I'm grateful for my wife, Adele. Ever since she had to leave her job due to COVID concerns – and ever since our one-and-a-half year old daughter, Winnie, had to leave daycare for the same reasons – she's been a fountain of energy around the house. That's included cooking all kinds of creative things that I would normally think only a professional could create: loaves of bread, pretzels with a cheddar cheese pub dip, butternut squash pasta, homemade animal crackers, and more.
She's also been really inventive in coming up with activities for Winnie to do. She made a homemade felt board with little farm animals for Winnie to stick on and pull off, and a homemade coloring book for Winnie to scribble on. I'm constantly impressed and grateful for her. You rock, Adele!
I am thankful for my best friend, Josh (aka Junebug), who lives in the Bronx and still finds time to send me jokes every day. It might be too soon for jokes, but HELL, it’s necessary to laugh during these stressful times. It’s become a goal of mine to genuinely laugh at something every day, at least once a day (hopefully more). Josh makes that easy for me.
We’re all going through it right now and it’s comforting to know that we are all in this together, even when some of us are far away from our loved ones. So thank you, Junebug, and thank you to all the best friends out there finding time to set up punchlines, sending Snapchats of stupid faces, and sharing a little laughter.
I’m grateful for my friends Kelly and Matt, who heroically let me borrow their cars last week while my boyfriend and I moved to a new apartment. While I would not recommend boxing one’s environment while homebound and relocating in the middle of a pandemic, I can’t say enough positive things about how much I appreciated this help from our friends (at a safe and sanitized distance).
We may not be able to share space with the people we love right now, but their generosity and willingness to lend a hand was a welcome reminder of why Chicago feels like home even in moments of transition.
I’m thankful for my friend Gabbie, who’s been teaching Zoom ballet classes for students at my old studio. We danced together our whole lives so it’s fun to see her in the teacher’s shoes, albeit in her makeshift basement setup broadcast on my computer screen. I’m glad to be able to keep dancing a little in these stationary times and I’m grateful to my longtime friend for enabling that.

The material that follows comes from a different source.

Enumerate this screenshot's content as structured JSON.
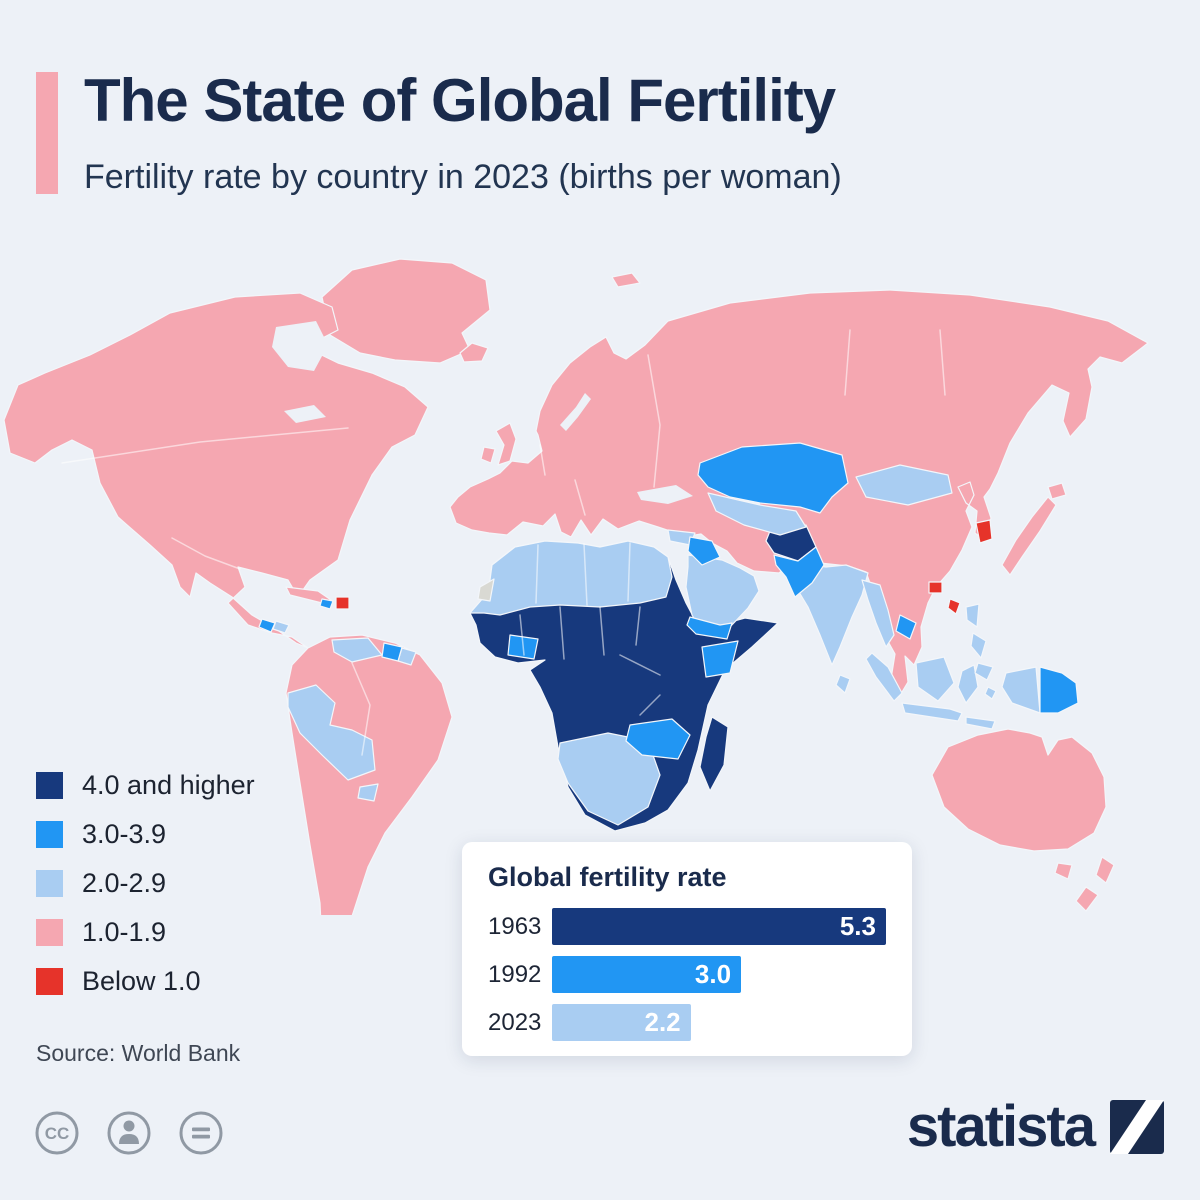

I am very thankful for my mom and dad. I’m staying at their place while the quarantine is going down, and their presence makes quarantine a lot better. They both love using their senses of humor to make the best of bad situations, so our house is constantly filled with laughter. They are not above acting silly in the name of diffusing fears and anxieties, and so I have been audience to some world-class Ronald Regan impressions, TikTok video reenactments, and voiceover commentary of what is going on in our fish's mind when he gets fed.
I don’t know her, so maybe I shouldn’t be allowed to use her for this post, but it’s my company dammit. I’m thankful for Hillary Mantel, who recently completed her three-part Wolf Hall Trilogy with The Mirror & The Light. Along with Wolf Hall and Bring Up the Bodies, none of these are fast reads, but in a way they are easy reads because the language is so perfect and the world of Henry VIII is so well created.
I love how she reimagines Thomas Cromwell, typically regarded as a malevolent and manipulative bad guy, as someone very different. Manipulative, yes, but with honor. And no, you don’t have to know anything about Henry VIII or even care about the British monarchy to enjoy them. Amazing books, and a great break from the reality we’re living in today. (If this encourages you to buy the books, please do so from the excellent indie bookstore Anderson’s.